Anyway, I think people will be most pleased with this version, when its released. Much more in line with what I envisioned initially, but with all the extra know-how I have accumulated since Large World Fits All was started.

Stay tuned! I won't let you down! :D
 
Thats great! Take your time, we all have real lives, well at least some of us ;)
So my wife keeps reminding me! :D Things are coming along well though! Soon!

ColBashar: Thanks for those suggestions! The method for the second is obsolete now anyway, because of how I am handling map sizes now, but it still was helpful as the same concept I was able to use in another area! You are my guru!

Is it pretty sad that I JUST clued in that lua is very similar to C? Mind you I haven't farted around in C since Borland C++ 4.0 was new, which may be why... it's amazing what you can and can't remember over a period of time! lol

Cheers, back to work with me!
 
Heya ColBashar, or anyone else that's listening...

is there an easy way to convert a float value into an interger in lua? (IE: round and trim decimals to nearest whole number?

I'll be damned if I can find it in the LUA reference, but my eyes have had it today...

Cheers for the tip!
 
Figured it out.... :D

attached a sneak peek of Beta 4, attached to this post. Zip just contains the WorldsUnlimited.lua...

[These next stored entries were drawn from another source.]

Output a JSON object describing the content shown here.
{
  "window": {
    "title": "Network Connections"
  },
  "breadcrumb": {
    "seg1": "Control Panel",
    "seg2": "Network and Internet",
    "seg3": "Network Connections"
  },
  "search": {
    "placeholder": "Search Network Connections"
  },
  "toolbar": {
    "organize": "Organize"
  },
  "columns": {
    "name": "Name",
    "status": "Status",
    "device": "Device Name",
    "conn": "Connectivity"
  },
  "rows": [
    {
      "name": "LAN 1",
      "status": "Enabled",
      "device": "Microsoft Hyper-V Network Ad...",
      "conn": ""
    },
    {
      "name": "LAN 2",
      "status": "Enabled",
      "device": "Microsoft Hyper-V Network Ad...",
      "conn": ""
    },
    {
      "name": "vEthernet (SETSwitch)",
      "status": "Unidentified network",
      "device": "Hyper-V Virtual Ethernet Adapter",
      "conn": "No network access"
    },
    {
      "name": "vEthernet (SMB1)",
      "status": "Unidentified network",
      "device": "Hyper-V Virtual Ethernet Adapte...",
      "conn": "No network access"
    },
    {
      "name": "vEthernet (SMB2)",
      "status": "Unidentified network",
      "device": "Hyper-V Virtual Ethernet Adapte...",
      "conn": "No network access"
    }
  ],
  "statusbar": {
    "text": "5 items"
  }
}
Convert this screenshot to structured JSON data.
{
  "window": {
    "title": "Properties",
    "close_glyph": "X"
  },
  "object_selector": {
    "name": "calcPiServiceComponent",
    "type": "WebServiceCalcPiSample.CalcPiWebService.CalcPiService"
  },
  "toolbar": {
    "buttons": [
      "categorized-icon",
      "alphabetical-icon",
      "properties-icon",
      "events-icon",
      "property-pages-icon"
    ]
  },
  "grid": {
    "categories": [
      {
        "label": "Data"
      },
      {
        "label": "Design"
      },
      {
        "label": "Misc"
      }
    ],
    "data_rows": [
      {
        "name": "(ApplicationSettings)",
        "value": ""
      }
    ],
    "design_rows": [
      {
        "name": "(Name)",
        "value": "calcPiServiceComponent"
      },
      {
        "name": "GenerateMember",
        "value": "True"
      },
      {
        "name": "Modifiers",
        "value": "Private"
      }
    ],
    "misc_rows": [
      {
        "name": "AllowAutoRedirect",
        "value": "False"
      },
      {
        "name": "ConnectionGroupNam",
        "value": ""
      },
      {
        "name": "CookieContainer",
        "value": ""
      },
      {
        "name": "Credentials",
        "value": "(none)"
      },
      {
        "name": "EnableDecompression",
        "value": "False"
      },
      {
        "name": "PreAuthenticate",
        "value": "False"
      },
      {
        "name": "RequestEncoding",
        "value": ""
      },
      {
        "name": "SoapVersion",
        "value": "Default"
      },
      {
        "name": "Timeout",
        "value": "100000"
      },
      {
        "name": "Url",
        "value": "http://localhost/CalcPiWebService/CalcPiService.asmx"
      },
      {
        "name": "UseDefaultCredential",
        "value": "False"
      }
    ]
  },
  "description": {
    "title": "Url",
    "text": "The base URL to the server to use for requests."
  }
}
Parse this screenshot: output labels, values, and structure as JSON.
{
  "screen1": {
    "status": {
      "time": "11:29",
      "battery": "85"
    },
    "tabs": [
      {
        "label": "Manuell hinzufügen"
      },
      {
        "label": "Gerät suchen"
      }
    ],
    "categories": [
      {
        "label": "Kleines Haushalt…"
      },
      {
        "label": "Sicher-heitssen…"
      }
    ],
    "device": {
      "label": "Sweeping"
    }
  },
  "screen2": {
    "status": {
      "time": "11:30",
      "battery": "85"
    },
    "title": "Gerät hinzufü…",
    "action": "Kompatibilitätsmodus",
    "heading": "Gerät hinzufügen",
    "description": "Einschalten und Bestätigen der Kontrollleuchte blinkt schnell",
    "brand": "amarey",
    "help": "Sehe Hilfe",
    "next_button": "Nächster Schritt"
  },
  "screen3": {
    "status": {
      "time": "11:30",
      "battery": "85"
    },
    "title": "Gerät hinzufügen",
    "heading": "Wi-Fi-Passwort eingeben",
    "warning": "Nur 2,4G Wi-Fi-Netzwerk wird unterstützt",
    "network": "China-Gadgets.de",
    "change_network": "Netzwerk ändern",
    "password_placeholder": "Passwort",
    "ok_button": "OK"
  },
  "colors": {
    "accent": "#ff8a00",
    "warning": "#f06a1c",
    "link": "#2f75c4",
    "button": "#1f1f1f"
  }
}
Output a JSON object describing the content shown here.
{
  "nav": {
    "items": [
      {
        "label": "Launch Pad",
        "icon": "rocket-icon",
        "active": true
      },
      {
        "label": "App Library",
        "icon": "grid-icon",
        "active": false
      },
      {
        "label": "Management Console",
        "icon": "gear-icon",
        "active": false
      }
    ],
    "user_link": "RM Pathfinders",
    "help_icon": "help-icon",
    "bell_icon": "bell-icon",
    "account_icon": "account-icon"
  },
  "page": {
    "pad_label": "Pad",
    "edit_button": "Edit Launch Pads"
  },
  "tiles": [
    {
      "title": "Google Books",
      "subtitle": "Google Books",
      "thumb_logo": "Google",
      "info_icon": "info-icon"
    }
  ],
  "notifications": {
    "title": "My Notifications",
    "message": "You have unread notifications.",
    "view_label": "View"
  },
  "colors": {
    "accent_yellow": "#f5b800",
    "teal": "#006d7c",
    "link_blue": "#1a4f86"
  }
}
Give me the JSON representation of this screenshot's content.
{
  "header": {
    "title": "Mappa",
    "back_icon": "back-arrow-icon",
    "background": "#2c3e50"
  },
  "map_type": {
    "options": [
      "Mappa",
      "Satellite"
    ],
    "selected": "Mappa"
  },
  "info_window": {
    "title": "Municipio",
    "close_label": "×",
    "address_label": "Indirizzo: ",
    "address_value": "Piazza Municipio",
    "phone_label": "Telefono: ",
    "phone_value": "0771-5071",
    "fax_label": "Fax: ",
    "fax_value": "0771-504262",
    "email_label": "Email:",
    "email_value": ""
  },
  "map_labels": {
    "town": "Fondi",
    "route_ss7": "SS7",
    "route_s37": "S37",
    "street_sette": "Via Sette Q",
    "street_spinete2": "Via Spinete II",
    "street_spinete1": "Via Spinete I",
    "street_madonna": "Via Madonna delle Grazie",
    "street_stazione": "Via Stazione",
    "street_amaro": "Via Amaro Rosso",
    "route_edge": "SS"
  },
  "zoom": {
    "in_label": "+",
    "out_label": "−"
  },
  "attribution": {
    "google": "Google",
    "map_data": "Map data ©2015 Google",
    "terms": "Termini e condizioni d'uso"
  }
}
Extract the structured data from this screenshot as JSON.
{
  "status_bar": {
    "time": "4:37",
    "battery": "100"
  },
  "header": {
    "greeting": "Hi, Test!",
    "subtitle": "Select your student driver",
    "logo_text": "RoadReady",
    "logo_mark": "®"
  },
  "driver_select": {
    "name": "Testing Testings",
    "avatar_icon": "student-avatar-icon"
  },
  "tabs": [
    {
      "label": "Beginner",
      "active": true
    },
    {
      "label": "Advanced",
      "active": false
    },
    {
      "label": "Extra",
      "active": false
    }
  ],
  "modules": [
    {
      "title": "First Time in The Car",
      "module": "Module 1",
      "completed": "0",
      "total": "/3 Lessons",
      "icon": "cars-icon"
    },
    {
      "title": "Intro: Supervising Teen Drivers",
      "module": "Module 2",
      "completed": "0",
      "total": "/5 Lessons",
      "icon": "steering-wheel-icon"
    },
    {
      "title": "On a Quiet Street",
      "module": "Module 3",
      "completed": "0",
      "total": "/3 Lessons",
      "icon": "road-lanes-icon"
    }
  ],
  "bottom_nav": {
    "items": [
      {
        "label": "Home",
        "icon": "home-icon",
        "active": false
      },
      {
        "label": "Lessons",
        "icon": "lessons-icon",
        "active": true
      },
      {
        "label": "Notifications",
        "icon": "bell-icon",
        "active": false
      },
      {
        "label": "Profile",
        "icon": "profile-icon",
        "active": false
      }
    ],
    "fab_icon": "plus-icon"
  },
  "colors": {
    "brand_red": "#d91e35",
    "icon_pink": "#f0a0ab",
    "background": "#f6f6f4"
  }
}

Some tweaking left here and there, but I hope to have it ready by weekend....

Cheers!

**SNIP**

(removed file, Beta 4 is ready.)
 
Heya ColBashar, or anyone else that's listening...

is there an easy way to convert a float value into an interger in lua? (IE: round and trim decimals to nearest whole number?

I'll be damned if I can find it in the LUA reference, but my eyes have had it today...

Cheers for the tip!

use math.floor(x) to truncate floats to ints. Of course, there are no actual ints in lua.